So hoch war die Arbeitslosigkeit in Deutschland lange nicht mehr. Der Herbst könnte zwar Entspannung bringen. Doch Fachleute sind sich sicher: Ohne Impulse wird es langfristig keine Erholung geben.
Es ist ein symbolischer Schwellenwert für die Entwicklung auf dem Arbeitsmarkt: Erstmals seit mehr als zehn Jahren sind mehr als drei Millionen Menschen in Deutschland arbeitslos gemeldet. Für einen August liegt die Arbeitslosigkeit damit sogar so hoch wie seit 15 Jahren nicht mehr. Neben der Sommerpause ist dafür vor allem die seit langem schwächelnde Konjunktur verantwortlich. Die Forderungen nach Reformen werden lauter. Diese seien dringend nötig, sagte Bundeskanzler Friedrich Merz (CDU).
Im August stieg die Zahl der Arbeitslosen nach Angaben der Bundesagentur für Arbeit (BA) auf 3,025 Millionen - 46.000 mehr als im Vormonat und 153.000 mehr als vor einem Jahr. Die Arbeitslosenquote erhöhte sich im Vergleich zum Juli um 0,1 Prozentpunkte auf 6,4 Prozent.
Zarte Anzeichen für eine Stabilisierung?
«Der Arbeitsmarkt ist nach wie vor von der wirtschaftlichen Flaute der vergangenen Jahre geprägt», erläuterte BA-Chefin Andrea Nahles. Die Arbeitslosigkeit in Deutschland wachse seit Ende 2022 stetig. «Es gibt allerdings auch erste - wenn auch zarte - Anzeichen einer Stabilisierung.» So sei die Kurzarbeit seit Jahresbeginn rückläufig, und im August hätten wieder mehr Unternehmen freie Stellen gemeldet.
Bundesregierung will sich auf Reformen konzentrieren
Die steigende Zahl der Arbeitslosen in Deutschland verdeutlicht aus Sicht von Bundeskanzler Merz, wie notwendig Reformen für mehr Wachstum und Erwerbsfähigkeit sind. «Darauf wird sich die Bundesregierung konzentrieren», sagte Merz am Rande der deutsch-französischen Ministergespräche in Toulon. Er nannte Reformen des Arbeitsmarktes, in der Wirtschaftspolitik und bei Genehmigungsverfahren.
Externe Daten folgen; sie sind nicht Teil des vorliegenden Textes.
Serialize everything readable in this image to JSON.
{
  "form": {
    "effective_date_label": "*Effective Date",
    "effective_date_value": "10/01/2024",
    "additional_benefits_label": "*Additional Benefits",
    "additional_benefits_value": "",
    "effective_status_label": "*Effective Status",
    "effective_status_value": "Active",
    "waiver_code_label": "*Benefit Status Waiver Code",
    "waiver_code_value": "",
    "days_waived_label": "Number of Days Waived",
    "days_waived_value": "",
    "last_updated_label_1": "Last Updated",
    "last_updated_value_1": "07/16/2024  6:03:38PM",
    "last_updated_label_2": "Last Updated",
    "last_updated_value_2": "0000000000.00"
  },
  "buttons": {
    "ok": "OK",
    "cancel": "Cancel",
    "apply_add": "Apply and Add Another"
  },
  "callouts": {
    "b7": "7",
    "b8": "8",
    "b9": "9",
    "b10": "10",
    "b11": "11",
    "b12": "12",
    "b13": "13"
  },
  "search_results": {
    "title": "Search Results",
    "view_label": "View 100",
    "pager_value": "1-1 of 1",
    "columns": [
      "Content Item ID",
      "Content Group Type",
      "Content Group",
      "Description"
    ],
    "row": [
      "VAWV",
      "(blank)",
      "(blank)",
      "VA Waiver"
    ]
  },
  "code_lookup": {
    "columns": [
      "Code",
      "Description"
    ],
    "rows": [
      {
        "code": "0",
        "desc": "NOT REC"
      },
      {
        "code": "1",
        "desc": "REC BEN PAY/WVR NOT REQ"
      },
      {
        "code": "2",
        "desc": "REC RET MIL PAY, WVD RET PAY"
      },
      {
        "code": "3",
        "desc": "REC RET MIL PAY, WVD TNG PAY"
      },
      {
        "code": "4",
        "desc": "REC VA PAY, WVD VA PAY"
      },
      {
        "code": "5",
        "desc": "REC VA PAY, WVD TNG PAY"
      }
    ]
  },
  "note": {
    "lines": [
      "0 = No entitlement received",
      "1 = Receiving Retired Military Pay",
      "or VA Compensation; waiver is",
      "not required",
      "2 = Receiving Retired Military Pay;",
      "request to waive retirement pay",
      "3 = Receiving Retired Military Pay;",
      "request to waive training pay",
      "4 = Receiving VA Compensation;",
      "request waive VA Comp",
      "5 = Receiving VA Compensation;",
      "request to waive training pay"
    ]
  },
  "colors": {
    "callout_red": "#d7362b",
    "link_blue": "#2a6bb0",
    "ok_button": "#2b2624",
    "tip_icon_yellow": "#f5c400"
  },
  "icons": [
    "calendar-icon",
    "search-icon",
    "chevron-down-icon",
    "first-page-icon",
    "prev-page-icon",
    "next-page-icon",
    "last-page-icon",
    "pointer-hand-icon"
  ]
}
Es gebe eine große Bereitschaft, in Deutschland zu investieren. Das hänge aber stark von den Rahmenbedingungen ab. «Im Augenblick ist Deutschland für solche Investitionen nicht attraktiv genug», sagte Merz. «Wir haben ein Problem mangelnder preislicher Wettbewerbsfähigkeit. Und daran müssen wir arbeiten.»
Eine Sprecherin von Wirtschaftsministerin Katherina Reiche (CDU) sagte, es müsse schnell für stabile Rahmenbedingungen gesorgt werden. Sie nannte die Senkung der Energiepreise, die Sicherung von Fachkräften und den Abbau von Bürokratie.
Reformen müssen schnell kommen
Viele Reformen dulden aus Sicht von Rainer Dulger, Präsident der Bundesvereinigung der Deutschen Arbeitgeberverbände, keinen Aufschub mehr. «Die Regierung darf sich nicht in den zahlreichen Kommissionen wegducken und die jetzt notwendigen Entscheidungen weiter vertagen, verschleppen und verwässern», betonte er. «Unser Land braucht einen effizienten und finanzierbaren Sozialstaat, der treffsicher und unbürokratisch unterstützt.»
Die «Wirtschaftsweise» Veronika Grimm sagte den Zeitungen der Funke Mediengruppe: «Dazu ist es auch wichtig, auch die Flexibilität der Arbeitsmärkte zu stärken etwa über einen weniger strikten Kündigungsschutz, wie es zum Beispiel in Dänemark oder anderen europäischen Ländern gehandhabt wird.» Auch die bereits vereinbarte Erhöhung des Mindestlohns könnte vor diesem Hintergrund keine gute Idee sein, sagte sie.